James Nunn


Artist's Statement

Drawing is at the core of my work. Like an excavation, starting a drawing is like uncovering something already there. On an abstract level I am interested in the fundamental act of mark-making and my subject matter, predominantly the natural world, is simply something to hang the marks on. Each piece is an exploration of the drawing surface and the stuff that makes the mark, be it ink, charcoal, pastel or whatever comes to hand. In the process of printmaking the metaphor is extended as I literally cut away the surface to create the image. I love the process and the uncertainty of what will be revealed. However clear one’s intentions, there are always surprises.

My most recent work brings together these formal preoccupations with the recurring subject of the natural world and endangered species. The process of making the work, cutting it out of a surface, is like excavating something from a lost world. In the printing process this notion of ink on the page, analogous with book production, makes the medium active in the meaning of the work – the vehicle for something lost, existing only in the memory, immortalised in books. 
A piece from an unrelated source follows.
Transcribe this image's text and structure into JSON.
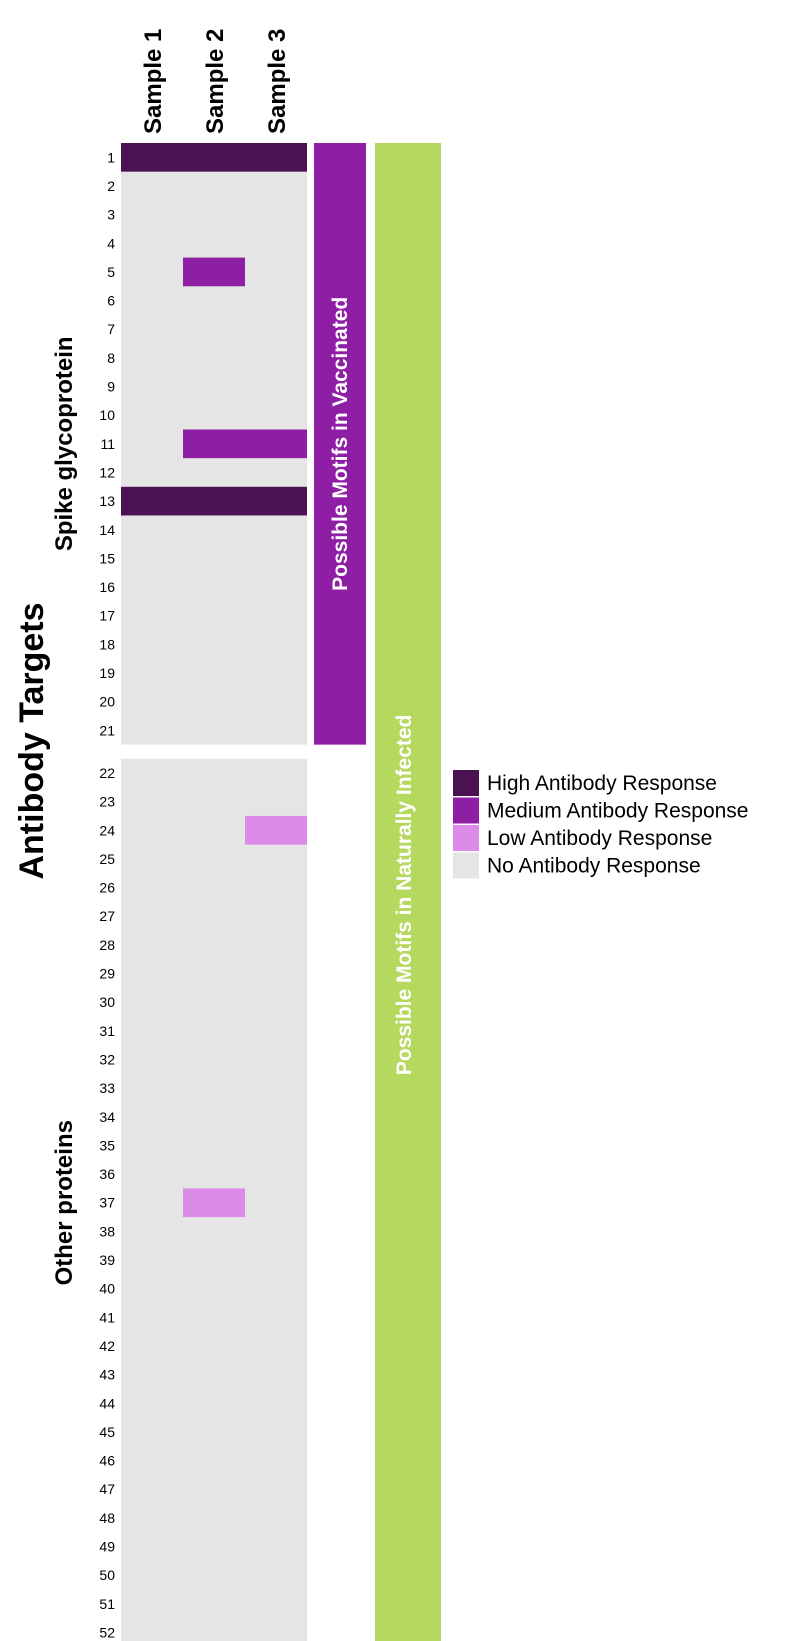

I am a British artist, born in Bradford, Yorkshire in 1973. My work sells all over the world and I regularly exhibit in London and my home city of Bath. I am a self-taught artist. I last studied art in secondary school. I studied English and American Literature and then went on to gain a Masters degree in the Writing and Transmission of Contemporary Poetry (both at the University of Manchester). A career in book publishing followed but my more natural instinct to communicate visually drew me to the graphic side of the industry and I became a book designer and illustrator. I have designed and illustrated thousands of books and for the last 12 years I have combined this with my own practice as a fine artist. The two disciplines inform and nourish each other. My art helps my illustration avoid cliché and conformity, while my illustration lends themes and forms to my fine art and often the mistakes and experiments from illustrations will form the basis for new standalone work.